Related: including perfectly good framework for skill challenges and only using it for a couple downtime activities. (Best example is the Crime activity as written in Xanathar’s)

But also…not using that to give variability to crafting or training…

Multiple rolls, more successes means less time and money spent, or potentially better than planned-for results. I have never had a player who preferred to not roll for stuff like this.
 

Welcome to caster-centric design, where yes, this literally can be true, depending on what that spellcaster has prepared.
I don’t even agree that this is true, or at least it is extremely rare and never happens before rather high levels. But also the entire CharOp mindset that underpins the idea of it is distasteful to me.
It's clunky, mechanistic, requires inordinate amounts of houseruling and system mastery, purports to model reality well but in fact does so very poorly, and takes forever to play?
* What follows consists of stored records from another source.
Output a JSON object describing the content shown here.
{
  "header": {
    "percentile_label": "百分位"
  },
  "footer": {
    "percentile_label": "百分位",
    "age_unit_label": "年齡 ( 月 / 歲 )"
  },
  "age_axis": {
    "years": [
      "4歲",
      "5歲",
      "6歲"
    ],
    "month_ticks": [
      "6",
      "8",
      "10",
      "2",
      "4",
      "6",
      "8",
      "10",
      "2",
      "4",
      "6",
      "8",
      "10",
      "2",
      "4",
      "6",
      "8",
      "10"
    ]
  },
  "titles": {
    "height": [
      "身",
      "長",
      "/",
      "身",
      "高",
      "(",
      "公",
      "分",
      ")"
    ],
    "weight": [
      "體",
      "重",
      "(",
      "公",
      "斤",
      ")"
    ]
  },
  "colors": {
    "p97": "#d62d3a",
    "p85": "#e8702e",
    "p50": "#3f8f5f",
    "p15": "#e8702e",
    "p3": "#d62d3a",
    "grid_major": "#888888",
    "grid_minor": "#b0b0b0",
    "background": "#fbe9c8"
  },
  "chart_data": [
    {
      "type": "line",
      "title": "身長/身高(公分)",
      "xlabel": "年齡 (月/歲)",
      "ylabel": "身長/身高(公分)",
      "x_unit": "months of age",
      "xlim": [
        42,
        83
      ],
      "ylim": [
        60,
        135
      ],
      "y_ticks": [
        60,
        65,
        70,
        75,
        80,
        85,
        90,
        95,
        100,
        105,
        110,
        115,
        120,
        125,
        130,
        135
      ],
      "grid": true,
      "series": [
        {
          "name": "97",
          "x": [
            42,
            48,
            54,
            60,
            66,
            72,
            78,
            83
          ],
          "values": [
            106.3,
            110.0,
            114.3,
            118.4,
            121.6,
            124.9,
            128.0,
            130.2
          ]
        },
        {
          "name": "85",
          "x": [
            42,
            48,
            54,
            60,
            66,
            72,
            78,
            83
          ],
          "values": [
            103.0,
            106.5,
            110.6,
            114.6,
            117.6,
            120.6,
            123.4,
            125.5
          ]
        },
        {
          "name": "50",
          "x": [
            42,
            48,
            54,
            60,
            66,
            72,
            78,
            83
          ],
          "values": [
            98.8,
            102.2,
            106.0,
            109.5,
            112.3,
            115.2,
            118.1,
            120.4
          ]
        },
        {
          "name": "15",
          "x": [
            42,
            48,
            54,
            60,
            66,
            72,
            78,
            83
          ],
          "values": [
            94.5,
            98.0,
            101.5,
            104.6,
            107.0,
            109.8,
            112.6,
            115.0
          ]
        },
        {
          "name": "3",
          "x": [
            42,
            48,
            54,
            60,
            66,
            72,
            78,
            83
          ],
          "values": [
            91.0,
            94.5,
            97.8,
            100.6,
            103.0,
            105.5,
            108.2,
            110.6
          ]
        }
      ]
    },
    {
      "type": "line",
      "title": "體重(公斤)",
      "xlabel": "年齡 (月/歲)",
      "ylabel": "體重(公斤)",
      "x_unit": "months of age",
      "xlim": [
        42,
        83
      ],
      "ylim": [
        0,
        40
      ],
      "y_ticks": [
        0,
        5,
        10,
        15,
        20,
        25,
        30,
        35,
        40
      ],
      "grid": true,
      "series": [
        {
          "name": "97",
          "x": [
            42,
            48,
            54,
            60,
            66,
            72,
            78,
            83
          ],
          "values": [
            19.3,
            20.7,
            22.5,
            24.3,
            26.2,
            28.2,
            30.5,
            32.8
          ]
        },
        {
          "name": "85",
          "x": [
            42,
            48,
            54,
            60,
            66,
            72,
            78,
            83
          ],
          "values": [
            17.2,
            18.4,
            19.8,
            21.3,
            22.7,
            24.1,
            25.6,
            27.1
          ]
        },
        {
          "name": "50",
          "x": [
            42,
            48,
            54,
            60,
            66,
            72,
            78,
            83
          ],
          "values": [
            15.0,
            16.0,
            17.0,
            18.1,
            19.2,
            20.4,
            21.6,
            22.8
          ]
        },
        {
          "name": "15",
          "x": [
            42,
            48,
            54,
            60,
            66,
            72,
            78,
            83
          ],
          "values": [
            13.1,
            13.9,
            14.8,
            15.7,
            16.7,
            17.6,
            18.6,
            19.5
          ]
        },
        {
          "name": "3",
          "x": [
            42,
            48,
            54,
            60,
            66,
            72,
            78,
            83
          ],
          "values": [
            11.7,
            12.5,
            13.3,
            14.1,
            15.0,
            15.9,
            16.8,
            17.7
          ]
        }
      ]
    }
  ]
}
I also have an old mower with a funky throttle and a choke that needs constant tweaking. Must be something about my personality.
😂 I can sort of relate, though not directly.

I like well designed complexity. I hate keurigs and barely tolerate basic coffee makers. Both have value only for convenience locations where the coffee doesn’t really matter.

French Press is about the simplest I go for, and I’d prefer a balanced syphon brewer.

But 3.5 is like…a late 90’s ford pickup.
 


Grappling in 3rd edition was really awful.

One of the things that is so complicated you don't remember it unless you use it several times, while also being too complicated to try looking it up during the game to use it.
 

For 3E: A rules reference to a rules reference to a rules reference...each of which might be quite involved and would lead to the discovery of elaborate sub-systems.

One PC had a shadow sidekick, which I think was a PRC feature, but getting all the rules for it required extensive cross-referening, and I don't think we ever quite figured it out!

And then there was grappling...
Ah, the old Polymorph see Alter Self see whatever chain of references that I’d always get annoyed at every time I had to look at those rules.